Tendríais que ver la que se monta dentro de uno. He viajado sólo en clase sleeper (cama para dormir) y en el espacio donde tenemos que ir 6, viajamos el doble. Todos nos descalzamos y apoyamos los pies en los huecos del asiento de enfrente. Nos peleamos por ocupar asientos. Hoy mismo, mi cama, que está situada debajo de las tres que hay, estaba ocupada por 2 viajeros más. No puedo echarme y dormir. El momento de la comida es una unión de olores, manos sucias y manteles de papel de periódico digno de ver. Como hago trayectos largos en este medio, puedo observar el ir y venir de la vida. Mucha gente pobre pasa pidiendo continuamente. También pasan tíos vendiendo te, café, snacks varios y una comida mediocre. De vez en cuando, aparecen unas chicas con trajes típicos con algún instrumento en la mano y pidiendo dinero. En realidad creo que son chicos. La gente se ríe cuando los ven pasar y los chicos bromean entre ellos.

Tip nº 62: clase sleeper

Cuando compras un billete de tren normalmente puedes elegir la cama en la que quieres dormir, abajo, medio o arriba. La cama de abajo es la peor. Es la que se utiliza por todos los pasajeros durante el día. A parte de los 6 viajeros que duermen en las camas, el asiento también es utilizado por otros viajeros de trayectos cortos. En un mismo banco, se sientan hasta 6 personas apretadas. Evítala siempre que puedas. Además una chica me dijo que las cucarachas suelen alcanzarla fácilmente y si eres chica, también estás a la vista de todas las miradas varoniles.  La del medio se desmonta en seguida para que los pasajeros se puedan sentar en la de abajo sin darse en la cabeza. La de arriba, está siempre montada. El único pero de ésta, es que si eres muy alto, te darás con el techo del tren. Si viajas en tercera clase con aire acondicionado (AC) evitarás el trasiego de gente de trayectos cortos. Es más cómodo pero mucho más caro (hasta 3 veces más).

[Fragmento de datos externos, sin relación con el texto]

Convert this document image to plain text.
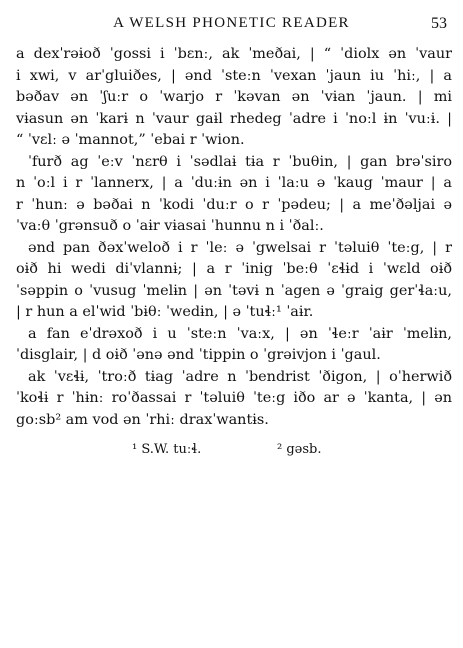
A WELSH PHONETIC READER	53
a dexˈrəɨoð ˈgossi i ˈbɛnː, ak ˈmeðai, | “ ˈdiolx ən ˈvaur
i xwi, v arˈgluiðes, | ənd ˈsteːn ˈvexan ˈjaun iu ˈhiː, | a
bəðav ən ˈʃuːr o ˈwarjo r ˈkəvan ən ˈvɨan ˈjaun. | mi
vɨasun ən ˈkarɨ n ˈvaur gaɨl rhedeg ˈadre i ˈnoːl ɨn ˈvuːɨ. |
“ ˈvɛlː ə ˈmannot,” ˈebai r ˈwion.
ˈfurð ag ˈeːv ˈnɛrθ i ˈsədlaɨ tɨa r ˈbuθin, | gan brəˈsiro
n ˈoːl i r ˈlannerx, | a ˈduːɨn ən i ˈlaːu ə ˈkaug ˈmaur | a
r ˈhunː ə bəðai n ˈkodi ˈduːr o r ˈpədeu; | a meˈðəljai ə
ˈvaːθ ˈgrənsuð o ˈaɨr vɨasai ˈhunnu n i ˈðalː.
ənd pan ðəxˈweloð i r ˈleː ə ˈgwelsai r ˈtəluiθ ˈteːg, | r
oɨð hi wedi diˈvlannɨ; | a r ˈinig ˈbeːθ ˈɛɬɨd i ˈwɛld oɨð
ˈsəppin o ˈvusug ˈmelɨn | ən ˈtəvɨ n ˈagen ə ˈgraig gerˈɬaːu,
| r hun a elˈwid ˈbɨθː ˈwedɨn, | ə ˈtuɬː¹ ˈaɨr.
a fan eˈdrəxoð i u ˈsteːn ˈvaːx, | ən ˈɬeːr ˈaɨr ˈmelɨn,
ˈdisglair, | d oɨð ˈənə ənd ˈtippin o ˈgrəivjon i ˈgaul.
ak ˈvɛɬɨ, ˈtroːð tɨag ˈadre n ˈbendrist ˈðigon, | oˈherwið
ˈkoɬɨ r ˈhɨnː roˈðassai r ˈtəluiθ ˈteːg iðo ar ə ˈkanta, | ən
goːsb² am vod ən ˈrhiː draxˈwantɨs.
¹ S.W. tuːɬ.	² gəsb.
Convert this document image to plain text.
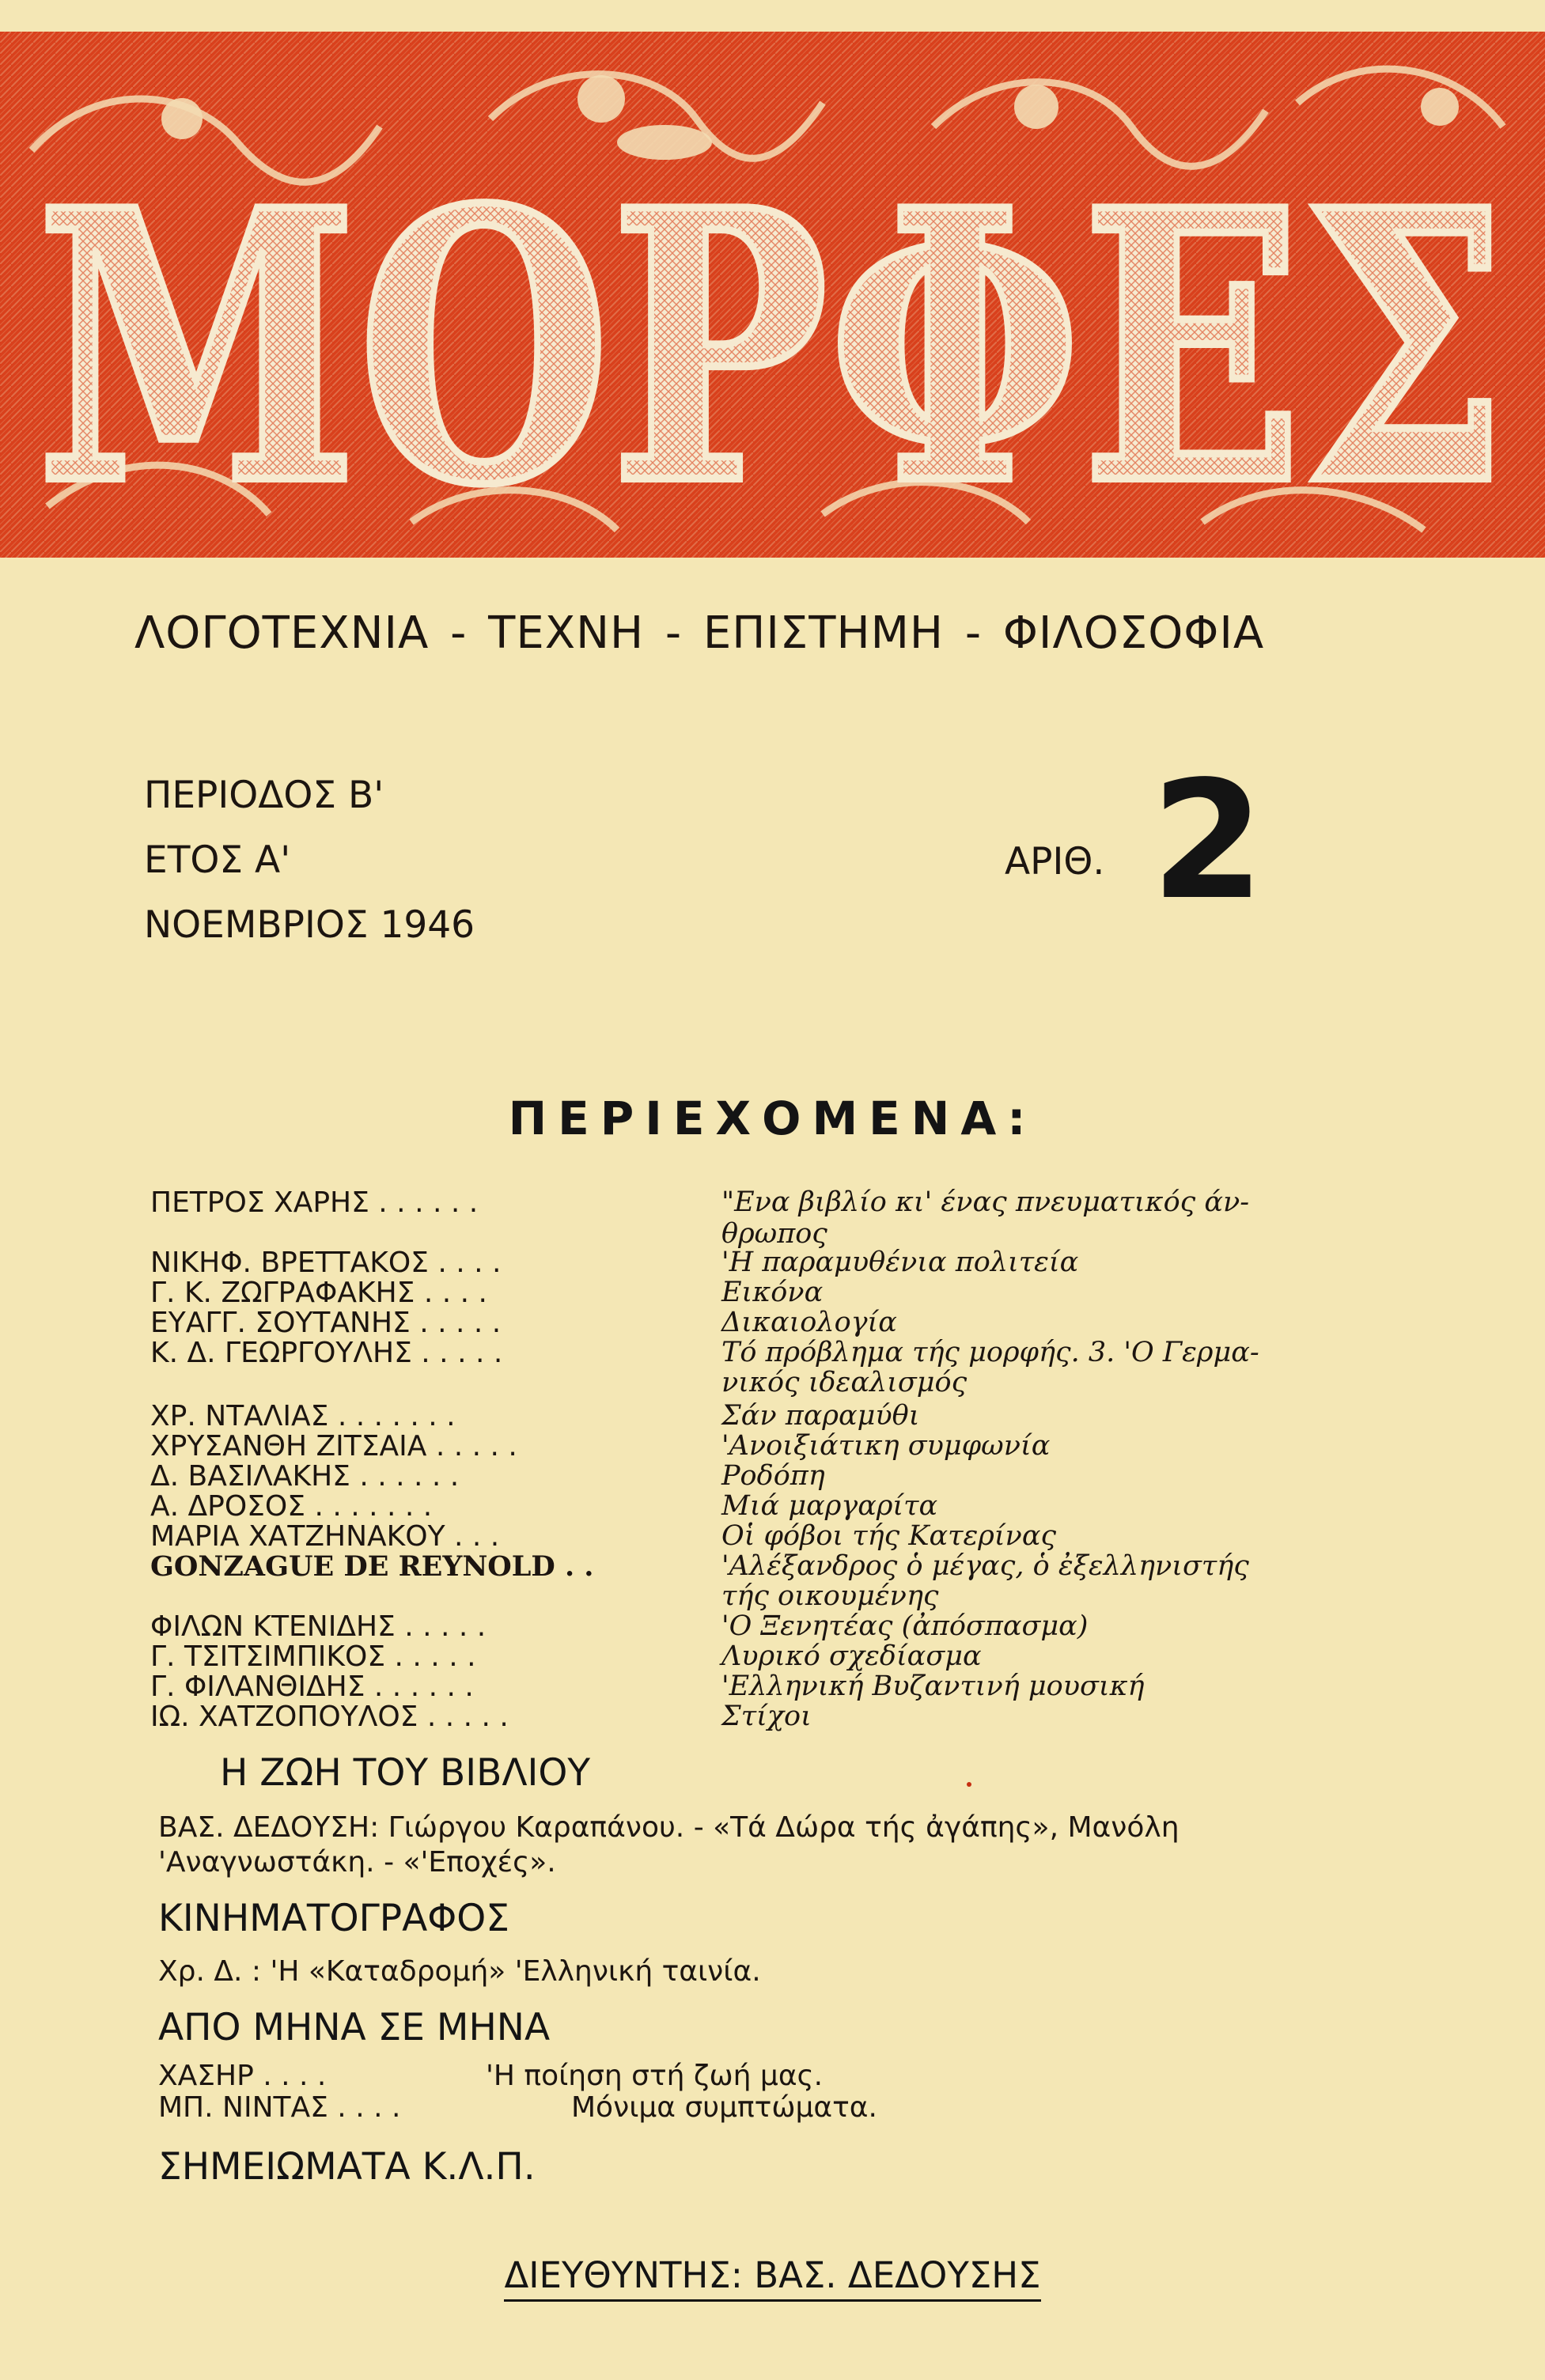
ΜΟΡΦΕΣ
ΛΟΓΟΤΕΧΝΙΑ - ΤΕΧΝΗ - ΕΠΙΣΤΗΜΗ - ΦΙΛΟΣΟΦΙΑ
ΠΕΡΙΟΔΟΣ Β'
ΕΤΟΣ Α'
ΝΟΕΜΒΡΙΟΣ 1946
ΑΡΙΘ. 2
ΠΕΡΙΕΧΟΜΕΝΑ:
ΠΕΤΡΟΣ ΧΑΡΗΣ . . . . . .	"Ενα βιβλίο κι' ένας πνευματικός άν-
θρωπος
ΝΙΚΗΦ. ΒΡΕΤΤΑΚΟΣ . . . .	'Η παραμυθένια πολιτεία
Γ. Κ. ΖΩΓΡΑΦΑΚΗΣ . . . .	Εικόνα
ΕΥΑΓΓ. ΣΟΥΤΑΝΗΣ . . . . .	Δικαιολογία
Κ. Δ. ΓΕΩΡΓΟΥΛΗΣ . . . . .	Τό πρόβλημα τής μορφής. 3. 'Ο Γερμα-
νικός ιδεαλισμός
ΧΡ. ΝΤΑΛΙΑΣ . . . . . . .	Σάν παραμύθι
ΧΡΥΣΑΝΘΗ ΖΙΤΣΑΙΑ . . . . .	'Ανοιξιάτικη συμφωνία
Δ. ΒΑΣΙΛΑΚΗΣ . . . . . .	Ροδόπη
Α. ΔΡΟΣΟΣ . . . . . . .	Μιά μαργαρίτα
ΜΑΡΙΑ ΧΑΤΖΗΝΑΚΟΥ . . .	Οἱ φόβοι τής Κατερίνας
GONZAGUE DE REYNOLD . .	'Αλέξανδρος ὁ μέγας, ὁ ἐξελληνιστής
τής οικουμένης
ΦΙΛΩΝ ΚΤΕΝΙΔΗΣ . . . . .	'Ο Ξενητέας (ἀπόσπασμα)
Γ. ΤΣΙΤΣΙΜΠΙΚΟΣ . . . . .	Λυρικό σχεδίασμα
Γ. ΦΙΛΑΝΘΙΔΗΣ . . . . . .	'Ελληνική Βυζαντινή μουσική
ΙΩ. ΧΑΤΖΟΠΟΥΛΟΣ . . . . .	Στίχοι
Η ΖΩΗ ΤΟΥ ΒΙΒΛΙΟΥ
ΒΑΣ. ΔΕΔΟΥΣΗ: Γιώργου Καραπάνου. - «Τά Δώρα τής ἀγάπης», Μανόλη
'Αναγνωστάκη. - «'Εποχές».
ΚΙΝΗΜΑΤΟΓΡΑΦΟΣ
Χρ. Δ. : 'Η «Καταδρομή» 'Ελληνική ταινία.
ΑΠΟ ΜΗΝΑ ΣΕ ΜΗΝΑ
ΧΑΣΗΡ . . . .	'Η ποίηση στή ζωή μας.
ΜΠ. ΝΙΝΤΑΣ . . . .	Μόνιμα συμπτώματα.
ΣΗΜΕΙΩΜΑΤΑ Κ.Λ.Π.
ΔΙΕΥΘΥΝΤΗΣ: ΒΑΣ. ΔΕΔΟΥΣΗΣ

Para preguntar información en las taquillas de la estación, tienes que abrir bien los codos y aguantar las embestidas de tíos energúmenos gritando por el hueco de la taquilla preguntado por horarios y trenes. Para comprar un billete de tren, tienes que rellenar un formulario con tus datos y el número de tren. La mayoría de las veces desconoces que tren llega a tu destino. En la página web oficial de tren de la india, sólo puedes consultar los trayectos principales y no puedes comprar por internet con cuota turista. Como bien dicen, toda una experiencia conseguir comprar un billete de tren que nadie debería perderse.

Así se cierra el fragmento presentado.